Movie Review: White Zombie (1932) directed by Victor Halperin
Madeleine Short has come to Haiti to join her fiance Neil Parker. On the ship over, she met plantation owner Charles Beaumont, who shortly became her very good friend. Mr. Beaumont offers his fancy mansion as the site of the young couple’s wedding, and is so taken with Neil that he offers to appoint the young man as his agent in New York City. What a nice man! Of course, if you’ve seen any of the advertising for this film, you know it’s a horror movie so something must be wrong.
Neil hasn’t been at his bank job in Port au Prince very long, so he’s not conversant with the native customs. He and Madeleine are baffled when their coach has to stop for a burial ceremony being performed in the middle of the road. A bit later, the driver stops to ask directions of a man with intense eyes (Bela Lugosi), who grasps Madeleine’s scarf. When the driver sees who’s with the man, he immediately starts the coach rolling again. He warns the young couple of the living dead. “Zombies!” The driver dumps them at the Beaumont plantation entrance.
The couple are startled by a figure coming out of the dark, but it is only Dr. Bruner, a local missionary who’s been summoned to perform the wedding ceremony. Dr. Bruner may be a little scatter-brained, but he knows Beaumont is not the type to be so generous to strangers, and wonders what the catch is.
The catch is that Charles Beaumont has fallen in love with Madeleine himself, and is determined to have her. Thus he is willing to make a cruel bargain with “Murder” Legendre, the man with the intense eyes and owner of the local sugar mill. Beaumont’s initial plan is to turn Neil over to Legendre to make vanish, on the assumption that he will then be able to seduce Madeleine. Legendre, who claims the ability to read people’s minds by looking in their eyes, assures Beaumont that this plan will not work. He counter-proposes turning Madeleine into an obedient zombie who will possess all her beauty but none of that pesky free will.
Beaumont tries one last time to change Madeleine’s mind, but in the end feels he has to administer a drug that in combination with Legendre’s voodoo powers will put her in a cataleptic trance. Once Neil is convinced his wife is dead, Legendre can raise the woman to be Beaumont’s lover.
This was the first feature-length Hollywood zombie movie, loosely inspired by a 1929 book about Haiti’s customs and superstitions. As such, it became influential in how Haiti, voodoo and zombies were depicted for years. Pity that it didn’t try very hard for accuracy on that first one.

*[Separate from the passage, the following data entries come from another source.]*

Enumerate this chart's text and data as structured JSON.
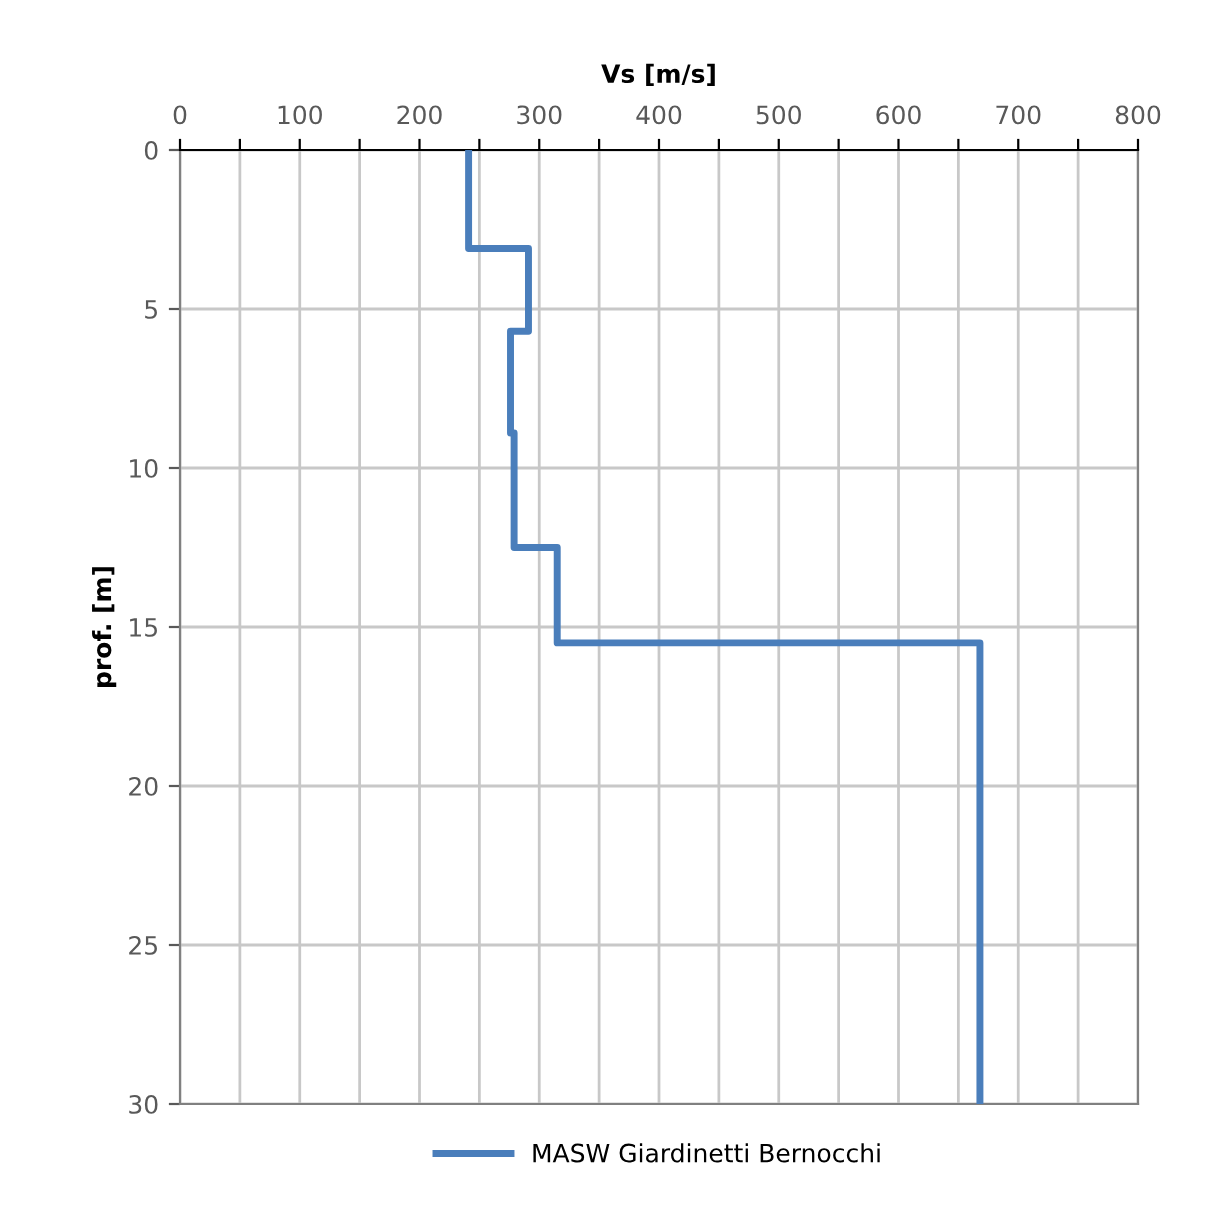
{
  "chart_data": {
    "type": "line",
    "xlabel": "Vs [m/s]",
    "ylabel": "prof. [m]",
    "xlim": [
      0,
      800
    ],
    "xticks": [
      0,
      {
        "value": 50,
        "label": null
      },
      100,
      {
        "value": 150,
        "label": null
      },
      200,
      {
        "value": 250,
        "label": null
      },
      300,
      {
        "value": 350,
        "label": null
      },
      400,
      {
        "value": 450,
        "label": null
      },
      500,
      {
        "value": 550,
        "label": null
      },
      600,
      {
        "value": 650,
        "label": null
      },
      700,
      {
        "value": 750,
        "label": null
      },
      800
    ],
    "ylim": [
      30,
      0
    ],
    "yticks": [
      0,
      5,
      10,
      15,
      20,
      25,
      30
    ],
    "grid": true,
    "legend": "bottom",
    "marker": "none",
    "line_style": "solid",
    "series": [
      {
        "name": "MASW Giardinetti Bernocchi",
        "color": "#4a7ebb",
        "x": [
          241,
          241,
          291,
          291,
          276,
          276,
          279,
          279,
          315,
          315,
          668,
          668
        ],
        "values": [
          0,
          3.1,
          3.1,
          5.7,
          5.7,
          8.9,
          8.9,
          12.5,
          12.5,
          15.5,
          15.5,
          30
        ]
      }
    ]
  }
}
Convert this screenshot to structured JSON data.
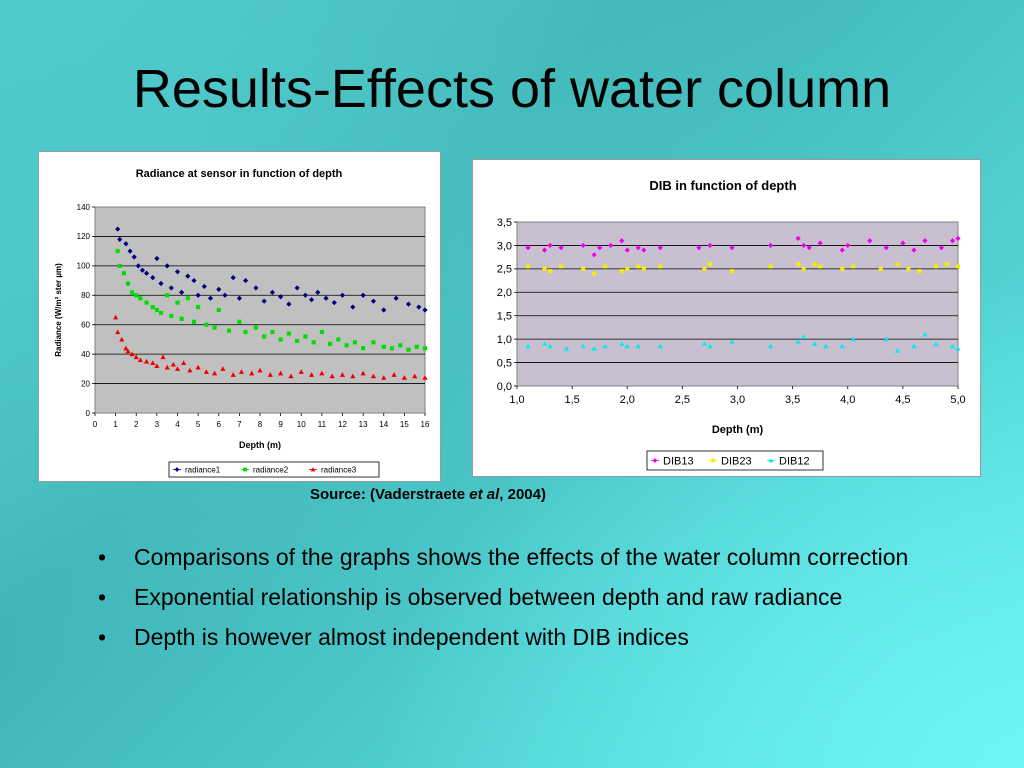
{
  "slide": {
    "title": "Results-Effects of water column",
    "source": {
      "prefix": "Source: (Vaderstraete ",
      "italic": "et al",
      "suffix": ", 2004)"
    },
    "bullets": [
      "Comparisons of the graphs shows the effects of the water column correction",
      "Exponential relationship is observed between depth and raw radiance",
      "Depth is however almost independent with DIB indices"
    ],
    "bullet_glyph": "•"
  },
  "chart_data": [
    {
      "type": "scatter",
      "title": "Radiance at sensor in function of depth",
      "xlabel": "Depth (m)",
      "ylabel": "Radiance (W/m² ster µm)",
      "xlim": [
        0,
        16
      ],
      "ylim": [
        0,
        140
      ],
      "xticks": [
        "0",
        "1",
        "2",
        "3",
        "4",
        "5",
        "6",
        "7",
        "8",
        "9",
        "10",
        "11",
        "12",
        "13",
        "14",
        "15",
        "16"
      ],
      "yticks": [
        "0",
        "20",
        "40",
        "60",
        "80",
        "100",
        "120",
        "140"
      ],
      "grid": true,
      "legend": "bottom",
      "plot_background": "#c0c0c0",
      "series": [
        {
          "name": "radiance1",
          "marker": "diamond",
          "color": "#000080",
          "x": [
            1.1,
            1.2,
            1.5,
            1.7,
            1.9,
            2.1,
            2.3,
            2.5,
            2.8,
            3.0,
            3.2,
            3.5,
            3.7,
            4.0,
            4.2,
            4.5,
            4.8,
            5.0,
            5.3,
            5.6,
            6.0,
            6.3,
            6.7,
            7.0,
            7.3,
            7.8,
            8.2,
            8.6,
            9.0,
            9.4,
            9.8,
            10.2,
            10.5,
            10.8,
            11.2,
            11.6,
            12.0,
            12.5,
            13.0,
            13.5,
            14.0,
            14.6,
            15.2,
            15.7,
            16.0
          ],
          "y": [
            125,
            118,
            115,
            110,
            106,
            100,
            97,
            95,
            92,
            105,
            88,
            100,
            85,
            96,
            82,
            93,
            90,
            80,
            86,
            78,
            84,
            80,
            92,
            78,
            90,
            85,
            76,
            82,
            79,
            74,
            85,
            80,
            77,
            82,
            78,
            75,
            80,
            72,
            80,
            76,
            70,
            78,
            74,
            72,
            70
          ]
        },
        {
          "name": "radiance2",
          "marker": "square",
          "color": "#00dd00",
          "x": [
            1.1,
            1.2,
            1.4,
            1.6,
            1.8,
            2.0,
            2.2,
            2.5,
            2.8,
            3.0,
            3.2,
            3.5,
            3.7,
            4.0,
            4.2,
            4.5,
            4.8,
            5.0,
            5.4,
            5.8,
            6.0,
            6.5,
            7.0,
            7.3,
            7.8,
            8.2,
            8.6,
            9.0,
            9.4,
            9.8,
            10.2,
            10.6,
            11.0,
            11.4,
            11.8,
            12.2,
            12.6,
            13.0,
            13.5,
            14.0,
            14.4,
            14.8,
            15.2,
            15.6,
            16.0
          ],
          "y": [
            110,
            100,
            95,
            88,
            82,
            80,
            78,
            75,
            72,
            70,
            68,
            80,
            66,
            75,
            64,
            78,
            62,
            72,
            60,
            58,
            70,
            56,
            62,
            55,
            58,
            52,
            55,
            50,
            54,
            49,
            52,
            48,
            55,
            47,
            50,
            46,
            48,
            44,
            48,
            45,
            44,
            46,
            43,
            45,
            44
          ]
        },
        {
          "name": "radiance3",
          "marker": "triangle",
          "color": "#ee0000",
          "x": [
            1.0,
            1.1,
            1.3,
            1.5,
            1.6,
            1.8,
            2.0,
            2.2,
            2.5,
            2.8,
            3.0,
            3.3,
            3.5,
            3.8,
            4.0,
            4.3,
            4.6,
            5.0,
            5.4,
            5.8,
            6.2,
            6.7,
            7.1,
            7.6,
            8.0,
            8.5,
            9.0,
            9.5,
            10.0,
            10.5,
            11.0,
            11.5,
            12.0,
            12.5,
            13.0,
            13.5,
            14.0,
            14.5,
            15.0,
            15.5,
            16.0
          ],
          "y": [
            65,
            55,
            50,
            44,
            42,
            40,
            38,
            36,
            35,
            34,
            32,
            38,
            31,
            33,
            30,
            34,
            29,
            31,
            28,
            27,
            30,
            26,
            28,
            27,
            29,
            26,
            27,
            25,
            28,
            26,
            27,
            25,
            26,
            25,
            27,
            25,
            24,
            26,
            24,
            25,
            24
          ]
        }
      ]
    },
    {
      "type": "scatter",
      "title": "DIB in function of depth",
      "xlabel": "Depth (m)",
      "ylabel": "",
      "xlim": [
        1.0,
        5.0
      ],
      "ylim": [
        0.0,
        3.5
      ],
      "xticks": [
        "1,0",
        "1,5",
        "2,0",
        "2,5",
        "3,0",
        "3,5",
        "4,0",
        "4,5",
        "5,0"
      ],
      "yticks": [
        "0,0",
        "0,5",
        "1,0",
        "1,5",
        "2,0",
        "2,5",
        "3,0",
        "3,5"
      ],
      "grid": true,
      "legend": "bottom",
      "plot_background": "#c8bfd0",
      "series": [
        {
          "name": "DIB13",
          "marker": "diamond",
          "color": "#ee00ee",
          "x": [
            1.1,
            1.25,
            1.3,
            1.4,
            1.6,
            1.7,
            1.75,
            1.85,
            1.95,
            2.0,
            2.1,
            2.15,
            2.3,
            2.65,
            2.75,
            2.95,
            3.3,
            3.55,
            3.6,
            3.65,
            3.75,
            3.95,
            4.0,
            4.2,
            4.35,
            4.5,
            4.6,
            4.7,
            4.85,
            4.95,
            5.0
          ],
          "y": [
            2.95,
            2.9,
            3.0,
            2.95,
            3.0,
            2.8,
            2.95,
            3.0,
            3.1,
            2.9,
            2.95,
            2.9,
            2.95,
            2.95,
            3.0,
            2.95,
            3.0,
            3.15,
            3.0,
            2.95,
            3.05,
            2.9,
            3.0,
            3.1,
            2.95,
            3.05,
            2.9,
            3.1,
            2.95,
            3.1,
            3.15
          ]
        },
        {
          "name": "DIB23",
          "marker": "square",
          "color": "#f0f000",
          "x": [
            1.1,
            1.25,
            1.3,
            1.4,
            1.6,
            1.7,
            1.8,
            1.95,
            2.0,
            2.1,
            2.15,
            2.3,
            2.7,
            2.75,
            2.95,
            3.3,
            3.55,
            3.6,
            3.7,
            3.75,
            3.95,
            4.05,
            4.3,
            4.45,
            4.55,
            4.65,
            4.8,
            4.9,
            5.0
          ],
          "y": [
            2.55,
            2.5,
            2.45,
            2.55,
            2.5,
            2.4,
            2.55,
            2.45,
            2.5,
            2.55,
            2.5,
            2.55,
            2.5,
            2.6,
            2.45,
            2.55,
            2.6,
            2.5,
            2.6,
            2.55,
            2.5,
            2.55,
            2.5,
            2.6,
            2.5,
            2.45,
            2.55,
            2.6,
            2.55
          ]
        },
        {
          "name": "DIB12",
          "marker": "triangle",
          "color": "#00eeee",
          "x": [
            1.1,
            1.25,
            1.3,
            1.45,
            1.6,
            1.7,
            1.8,
            1.95,
            2.0,
            2.1,
            2.3,
            2.7,
            2.75,
            2.95,
            3.3,
            3.55,
            3.6,
            3.7,
            3.8,
            3.95,
            4.05,
            4.35,
            4.45,
            4.6,
            4.7,
            4.8,
            4.95,
            5.0
          ],
          "y": [
            0.85,
            0.9,
            0.85,
            0.8,
            0.85,
            0.8,
            0.85,
            0.9,
            0.85,
            0.85,
            0.85,
            0.9,
            0.85,
            0.95,
            0.85,
            0.95,
            1.05,
            0.9,
            0.85,
            0.85,
            1.0,
            1.0,
            0.75,
            0.85,
            1.1,
            0.9,
            0.85,
            0.8
          ]
        }
      ]
    }
  ]
}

Good: Legendre gets just enough exploration that we can get a feel for where he’s coming from without ever losing track of the fact that he’s a villain. “Murder” is a man of humble origins who has used cleverness, treachery and uncanny abilities to turn his enemies into his slaves and assume a position of relative wealth and power. He enjoys humbling those who have looked down on him. Despite some handwaving about the drug used to induce catalepsy, it’s clear that Legendre has actual supernatural powers of some sort, being able to open doors without touching them, and direct the zombies without verbal or physical commands.
By comparison, Beaumont is just a privileged white dude who thinks his wants are actual needs.
The most horrifying scene is early on, as one of the sugar mill workers stumbles into the grinder and is (offscreen) ground up, without a sound or reaction from any of the other workers, because they’re all zombies.
Less good: The director wasn’t used to the new sound era, and some of the cinematography shows this, with odd wipes and staging. And of course there’s the whole thing with stereotyping Haitians. Some bits of the plot get a bit incoherent (like, how did the two maids get from Beaumont’s house to Legendre’s?)
Content notes: This is a pre-Code film, and there’s a naughty shot of the bride to be in her lingerie. Also Beaumont is at one point reasonably willing to have non-consensual sex with Madeleine, but changes his mind after she’s been zombified.
Overall: A bit creaky and showing its age, but a fine performance by Lugosi and at a little over an hour won’t feel like a waste of time, excellent for double features!